A word, phrase, logo, or other graphic symbol used by a manufacturer or seller to distinguish its product or products from those of others.
Trademarks must be used to identify the source of the goods. Trademarks are protected even without registration. Use of a trademark grants certain rights in the location where the trademark is used. These are called common law rights. They are state rights. This is discussed some in the Limited Liability Episode of the Podcast. Registering a trademark, either with the state or the United States Patent and Trademark Office, takes some consideration.
There are several issues, however, when you consider registering your trademark. To begin, it is important to note that there are two types of trademarks you can register: the “standard character” or the “special form”. This distinction is very important for the startup because of the changes your brand may undergo initially.

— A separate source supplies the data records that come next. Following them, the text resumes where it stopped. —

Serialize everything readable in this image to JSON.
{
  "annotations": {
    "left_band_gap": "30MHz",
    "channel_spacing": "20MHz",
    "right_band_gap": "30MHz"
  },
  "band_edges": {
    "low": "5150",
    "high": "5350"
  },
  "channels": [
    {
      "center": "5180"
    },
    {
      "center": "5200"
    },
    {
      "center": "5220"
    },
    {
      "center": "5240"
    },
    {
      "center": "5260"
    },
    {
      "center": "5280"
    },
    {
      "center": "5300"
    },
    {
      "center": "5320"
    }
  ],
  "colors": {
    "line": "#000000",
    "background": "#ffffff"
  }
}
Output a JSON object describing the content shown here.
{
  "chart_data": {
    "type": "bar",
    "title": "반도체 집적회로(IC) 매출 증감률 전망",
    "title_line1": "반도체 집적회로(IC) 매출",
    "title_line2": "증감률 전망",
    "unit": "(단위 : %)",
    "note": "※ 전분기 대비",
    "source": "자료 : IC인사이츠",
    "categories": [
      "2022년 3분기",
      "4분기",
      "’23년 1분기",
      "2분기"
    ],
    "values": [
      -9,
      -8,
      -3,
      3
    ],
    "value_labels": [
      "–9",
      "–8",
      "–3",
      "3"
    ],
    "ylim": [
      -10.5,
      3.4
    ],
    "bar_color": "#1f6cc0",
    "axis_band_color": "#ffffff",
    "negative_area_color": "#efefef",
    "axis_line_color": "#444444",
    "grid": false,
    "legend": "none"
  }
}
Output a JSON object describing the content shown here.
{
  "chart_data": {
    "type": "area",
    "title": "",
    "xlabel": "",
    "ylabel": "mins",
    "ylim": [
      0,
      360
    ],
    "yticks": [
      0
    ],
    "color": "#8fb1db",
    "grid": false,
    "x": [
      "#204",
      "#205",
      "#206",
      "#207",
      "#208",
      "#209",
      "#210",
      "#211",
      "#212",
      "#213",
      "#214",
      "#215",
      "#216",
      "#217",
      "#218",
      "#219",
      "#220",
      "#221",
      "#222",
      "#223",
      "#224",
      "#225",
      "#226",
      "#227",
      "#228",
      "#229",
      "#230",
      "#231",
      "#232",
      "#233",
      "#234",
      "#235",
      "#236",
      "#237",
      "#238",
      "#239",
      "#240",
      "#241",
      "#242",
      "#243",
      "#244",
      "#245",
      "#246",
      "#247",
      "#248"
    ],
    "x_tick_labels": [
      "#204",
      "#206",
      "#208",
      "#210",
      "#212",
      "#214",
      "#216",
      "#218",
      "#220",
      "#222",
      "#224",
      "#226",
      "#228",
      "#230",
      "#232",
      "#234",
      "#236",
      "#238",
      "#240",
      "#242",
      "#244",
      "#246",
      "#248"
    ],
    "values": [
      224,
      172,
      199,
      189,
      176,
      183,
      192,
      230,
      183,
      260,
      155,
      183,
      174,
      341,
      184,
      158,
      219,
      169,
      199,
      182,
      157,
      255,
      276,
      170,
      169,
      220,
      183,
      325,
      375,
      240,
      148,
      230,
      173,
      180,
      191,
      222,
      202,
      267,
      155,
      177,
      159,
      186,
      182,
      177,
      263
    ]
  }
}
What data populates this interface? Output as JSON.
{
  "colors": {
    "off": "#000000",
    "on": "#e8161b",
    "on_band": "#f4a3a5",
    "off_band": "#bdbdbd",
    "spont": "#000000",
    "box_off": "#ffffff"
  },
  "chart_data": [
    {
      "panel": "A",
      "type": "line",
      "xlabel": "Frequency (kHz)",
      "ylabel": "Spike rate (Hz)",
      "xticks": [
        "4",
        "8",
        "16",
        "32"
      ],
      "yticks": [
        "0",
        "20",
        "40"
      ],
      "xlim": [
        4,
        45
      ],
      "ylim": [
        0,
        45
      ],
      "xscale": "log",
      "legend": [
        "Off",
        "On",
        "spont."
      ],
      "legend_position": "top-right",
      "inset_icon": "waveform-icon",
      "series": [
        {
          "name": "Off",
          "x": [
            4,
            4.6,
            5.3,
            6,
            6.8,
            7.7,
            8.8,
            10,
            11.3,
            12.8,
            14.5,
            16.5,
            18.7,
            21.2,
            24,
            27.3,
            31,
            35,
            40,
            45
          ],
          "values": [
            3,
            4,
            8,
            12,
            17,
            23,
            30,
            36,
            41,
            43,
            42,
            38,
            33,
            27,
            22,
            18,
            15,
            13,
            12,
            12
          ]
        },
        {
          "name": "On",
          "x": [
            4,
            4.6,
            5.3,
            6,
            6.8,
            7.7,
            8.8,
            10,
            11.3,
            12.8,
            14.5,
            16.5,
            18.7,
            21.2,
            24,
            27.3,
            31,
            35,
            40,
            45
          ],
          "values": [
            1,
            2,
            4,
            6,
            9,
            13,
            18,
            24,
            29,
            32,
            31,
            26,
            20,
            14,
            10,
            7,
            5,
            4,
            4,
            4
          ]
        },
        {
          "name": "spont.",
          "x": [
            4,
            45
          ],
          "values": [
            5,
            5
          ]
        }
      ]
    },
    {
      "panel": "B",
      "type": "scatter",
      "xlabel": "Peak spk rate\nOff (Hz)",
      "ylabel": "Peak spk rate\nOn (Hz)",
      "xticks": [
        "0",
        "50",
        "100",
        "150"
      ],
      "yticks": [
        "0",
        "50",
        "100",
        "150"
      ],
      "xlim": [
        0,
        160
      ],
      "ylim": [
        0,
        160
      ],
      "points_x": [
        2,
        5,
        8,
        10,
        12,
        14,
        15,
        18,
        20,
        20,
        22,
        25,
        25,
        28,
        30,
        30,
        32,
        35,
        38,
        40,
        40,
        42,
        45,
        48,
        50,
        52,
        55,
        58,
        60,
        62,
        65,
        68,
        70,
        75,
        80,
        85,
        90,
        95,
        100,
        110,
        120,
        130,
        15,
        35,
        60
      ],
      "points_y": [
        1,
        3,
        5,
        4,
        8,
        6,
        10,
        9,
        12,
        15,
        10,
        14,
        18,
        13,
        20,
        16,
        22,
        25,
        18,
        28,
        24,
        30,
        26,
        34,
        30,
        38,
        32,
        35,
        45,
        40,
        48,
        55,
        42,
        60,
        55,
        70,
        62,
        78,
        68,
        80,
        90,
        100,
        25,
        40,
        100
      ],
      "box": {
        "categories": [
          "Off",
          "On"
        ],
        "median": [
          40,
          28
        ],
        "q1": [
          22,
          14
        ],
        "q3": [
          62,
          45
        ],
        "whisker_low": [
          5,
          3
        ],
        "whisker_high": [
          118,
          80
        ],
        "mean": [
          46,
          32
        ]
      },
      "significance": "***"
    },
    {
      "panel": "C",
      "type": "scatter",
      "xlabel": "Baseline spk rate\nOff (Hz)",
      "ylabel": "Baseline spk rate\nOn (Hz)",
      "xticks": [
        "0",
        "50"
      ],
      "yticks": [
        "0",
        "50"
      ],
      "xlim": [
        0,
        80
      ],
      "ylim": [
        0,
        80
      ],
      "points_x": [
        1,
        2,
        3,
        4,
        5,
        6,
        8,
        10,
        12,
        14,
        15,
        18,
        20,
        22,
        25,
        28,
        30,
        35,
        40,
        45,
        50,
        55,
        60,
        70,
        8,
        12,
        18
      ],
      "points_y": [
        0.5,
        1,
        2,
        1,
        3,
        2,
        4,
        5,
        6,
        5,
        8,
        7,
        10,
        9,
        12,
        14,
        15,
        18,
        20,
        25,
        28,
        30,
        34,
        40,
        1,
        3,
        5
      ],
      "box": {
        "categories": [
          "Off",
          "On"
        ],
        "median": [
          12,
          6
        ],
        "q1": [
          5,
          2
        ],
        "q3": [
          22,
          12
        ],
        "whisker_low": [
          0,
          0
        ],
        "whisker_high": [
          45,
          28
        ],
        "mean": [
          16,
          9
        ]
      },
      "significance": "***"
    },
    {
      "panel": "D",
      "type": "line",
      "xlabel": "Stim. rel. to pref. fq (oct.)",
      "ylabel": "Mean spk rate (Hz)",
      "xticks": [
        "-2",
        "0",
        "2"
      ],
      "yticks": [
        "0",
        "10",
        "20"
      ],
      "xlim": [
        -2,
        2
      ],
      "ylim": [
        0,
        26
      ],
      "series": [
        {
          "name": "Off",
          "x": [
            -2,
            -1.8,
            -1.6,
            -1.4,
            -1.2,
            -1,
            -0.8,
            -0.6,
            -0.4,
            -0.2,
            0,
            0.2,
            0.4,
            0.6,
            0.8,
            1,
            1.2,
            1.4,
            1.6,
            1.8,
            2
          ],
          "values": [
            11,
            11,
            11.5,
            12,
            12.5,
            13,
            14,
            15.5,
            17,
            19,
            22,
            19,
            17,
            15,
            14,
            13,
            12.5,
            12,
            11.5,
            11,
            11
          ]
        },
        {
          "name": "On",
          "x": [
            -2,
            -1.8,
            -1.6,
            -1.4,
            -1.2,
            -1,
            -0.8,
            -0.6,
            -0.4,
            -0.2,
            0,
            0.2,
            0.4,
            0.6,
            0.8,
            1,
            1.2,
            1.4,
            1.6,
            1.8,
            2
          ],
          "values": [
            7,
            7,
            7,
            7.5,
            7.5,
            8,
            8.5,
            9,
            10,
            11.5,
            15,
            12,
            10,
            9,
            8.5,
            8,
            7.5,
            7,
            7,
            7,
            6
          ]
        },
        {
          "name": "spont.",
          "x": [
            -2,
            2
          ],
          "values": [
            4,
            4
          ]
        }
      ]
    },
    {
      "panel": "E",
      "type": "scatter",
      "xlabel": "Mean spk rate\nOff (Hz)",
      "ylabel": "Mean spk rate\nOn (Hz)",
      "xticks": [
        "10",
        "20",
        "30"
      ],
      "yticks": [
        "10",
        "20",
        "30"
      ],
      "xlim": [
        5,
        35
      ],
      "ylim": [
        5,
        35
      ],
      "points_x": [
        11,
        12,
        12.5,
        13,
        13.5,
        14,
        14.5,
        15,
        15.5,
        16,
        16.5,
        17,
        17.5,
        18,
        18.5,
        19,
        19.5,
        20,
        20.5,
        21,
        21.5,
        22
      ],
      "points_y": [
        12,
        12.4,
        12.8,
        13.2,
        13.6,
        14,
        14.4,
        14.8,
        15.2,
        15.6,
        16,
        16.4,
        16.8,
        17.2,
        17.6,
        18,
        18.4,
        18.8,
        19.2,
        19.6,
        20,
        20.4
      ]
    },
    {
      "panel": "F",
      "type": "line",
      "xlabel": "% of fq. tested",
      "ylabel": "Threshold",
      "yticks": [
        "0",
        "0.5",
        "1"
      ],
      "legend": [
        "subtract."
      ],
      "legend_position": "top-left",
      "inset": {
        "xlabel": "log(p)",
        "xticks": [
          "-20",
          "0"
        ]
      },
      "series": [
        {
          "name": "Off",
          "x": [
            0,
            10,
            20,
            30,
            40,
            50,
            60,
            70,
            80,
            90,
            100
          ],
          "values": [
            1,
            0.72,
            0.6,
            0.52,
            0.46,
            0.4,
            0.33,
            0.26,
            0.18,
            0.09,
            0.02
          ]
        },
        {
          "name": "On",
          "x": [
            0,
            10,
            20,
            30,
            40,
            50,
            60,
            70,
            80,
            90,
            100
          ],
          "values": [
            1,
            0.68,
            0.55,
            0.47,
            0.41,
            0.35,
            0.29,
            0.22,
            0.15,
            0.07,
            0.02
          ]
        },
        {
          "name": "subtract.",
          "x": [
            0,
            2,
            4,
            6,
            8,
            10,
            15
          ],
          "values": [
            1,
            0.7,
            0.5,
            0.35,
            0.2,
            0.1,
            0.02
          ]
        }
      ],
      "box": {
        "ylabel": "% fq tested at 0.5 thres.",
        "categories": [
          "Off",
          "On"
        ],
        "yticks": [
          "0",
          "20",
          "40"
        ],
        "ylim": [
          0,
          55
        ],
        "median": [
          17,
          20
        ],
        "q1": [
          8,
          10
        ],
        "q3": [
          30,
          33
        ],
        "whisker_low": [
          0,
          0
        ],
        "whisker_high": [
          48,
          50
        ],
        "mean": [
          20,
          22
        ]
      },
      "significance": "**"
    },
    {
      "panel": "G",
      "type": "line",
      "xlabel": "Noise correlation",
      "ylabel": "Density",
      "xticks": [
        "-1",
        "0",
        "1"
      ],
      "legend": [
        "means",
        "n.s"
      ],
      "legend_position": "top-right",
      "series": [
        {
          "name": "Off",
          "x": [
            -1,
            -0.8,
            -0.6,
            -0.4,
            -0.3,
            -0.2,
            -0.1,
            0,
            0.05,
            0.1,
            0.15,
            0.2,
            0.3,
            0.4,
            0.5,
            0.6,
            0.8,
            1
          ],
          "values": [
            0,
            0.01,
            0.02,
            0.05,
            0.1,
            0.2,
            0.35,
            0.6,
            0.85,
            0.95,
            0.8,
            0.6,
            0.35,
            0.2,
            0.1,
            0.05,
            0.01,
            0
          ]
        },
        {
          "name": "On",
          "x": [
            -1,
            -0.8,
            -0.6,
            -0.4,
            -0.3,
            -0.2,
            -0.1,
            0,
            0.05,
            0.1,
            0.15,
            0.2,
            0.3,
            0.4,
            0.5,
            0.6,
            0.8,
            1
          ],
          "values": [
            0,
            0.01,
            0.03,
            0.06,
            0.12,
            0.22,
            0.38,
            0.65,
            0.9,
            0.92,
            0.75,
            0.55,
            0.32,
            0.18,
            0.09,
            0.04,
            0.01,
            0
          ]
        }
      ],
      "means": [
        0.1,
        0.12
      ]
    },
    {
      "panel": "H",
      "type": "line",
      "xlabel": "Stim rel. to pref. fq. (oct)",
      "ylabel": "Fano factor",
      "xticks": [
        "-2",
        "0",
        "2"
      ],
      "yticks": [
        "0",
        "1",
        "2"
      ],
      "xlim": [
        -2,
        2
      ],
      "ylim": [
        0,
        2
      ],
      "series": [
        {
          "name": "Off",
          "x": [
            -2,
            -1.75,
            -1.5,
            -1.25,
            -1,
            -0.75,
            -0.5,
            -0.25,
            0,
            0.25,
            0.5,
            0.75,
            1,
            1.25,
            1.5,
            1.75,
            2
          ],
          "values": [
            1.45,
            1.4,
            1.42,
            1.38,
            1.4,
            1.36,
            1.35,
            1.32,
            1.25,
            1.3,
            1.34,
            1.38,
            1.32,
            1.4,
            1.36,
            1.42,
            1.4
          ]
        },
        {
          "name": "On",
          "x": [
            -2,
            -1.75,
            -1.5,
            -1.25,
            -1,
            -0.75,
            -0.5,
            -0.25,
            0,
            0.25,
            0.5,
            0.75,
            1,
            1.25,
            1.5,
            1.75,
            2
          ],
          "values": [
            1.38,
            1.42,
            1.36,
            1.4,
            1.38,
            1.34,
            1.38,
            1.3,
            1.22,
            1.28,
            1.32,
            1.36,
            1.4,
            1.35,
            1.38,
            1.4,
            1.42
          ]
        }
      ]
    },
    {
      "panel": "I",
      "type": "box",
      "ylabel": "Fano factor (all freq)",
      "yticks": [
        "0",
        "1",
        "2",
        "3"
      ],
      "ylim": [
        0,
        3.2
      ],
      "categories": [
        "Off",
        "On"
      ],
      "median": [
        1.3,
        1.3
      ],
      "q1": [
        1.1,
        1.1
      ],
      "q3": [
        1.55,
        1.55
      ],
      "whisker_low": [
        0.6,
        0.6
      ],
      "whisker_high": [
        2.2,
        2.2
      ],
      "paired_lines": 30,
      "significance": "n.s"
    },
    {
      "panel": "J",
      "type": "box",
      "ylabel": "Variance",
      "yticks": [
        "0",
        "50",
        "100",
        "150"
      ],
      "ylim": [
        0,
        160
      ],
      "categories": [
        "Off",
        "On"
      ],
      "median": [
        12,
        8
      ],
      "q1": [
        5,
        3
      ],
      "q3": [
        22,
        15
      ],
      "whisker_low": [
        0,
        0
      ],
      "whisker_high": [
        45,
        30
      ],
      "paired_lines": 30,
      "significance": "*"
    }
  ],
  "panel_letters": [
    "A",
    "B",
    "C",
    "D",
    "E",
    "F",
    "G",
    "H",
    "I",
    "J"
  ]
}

In some instances, it is very important to ensure you have protected a particular business name or product line because it could get snatched up or you are trying to trade on something that is popular or time sensitive, in that way you need to consider the standard character registration swiftly. A standard character mark is a mark that encompasses the words in any form. That means that your logo can change, but you do not have to register the mark again.
The special form mark, however, is the expression of your trademark in whatever form you register. That means that you will be stuck with a logo that will cost you a lot to change because you will need to register any new versions. Sometimes, it is beneficial to file for both to make sure that you have protected your special design and your words.
Sometimes the decision depends on what a thorough search of the Trademark Registry to determine how you can make your mark effective.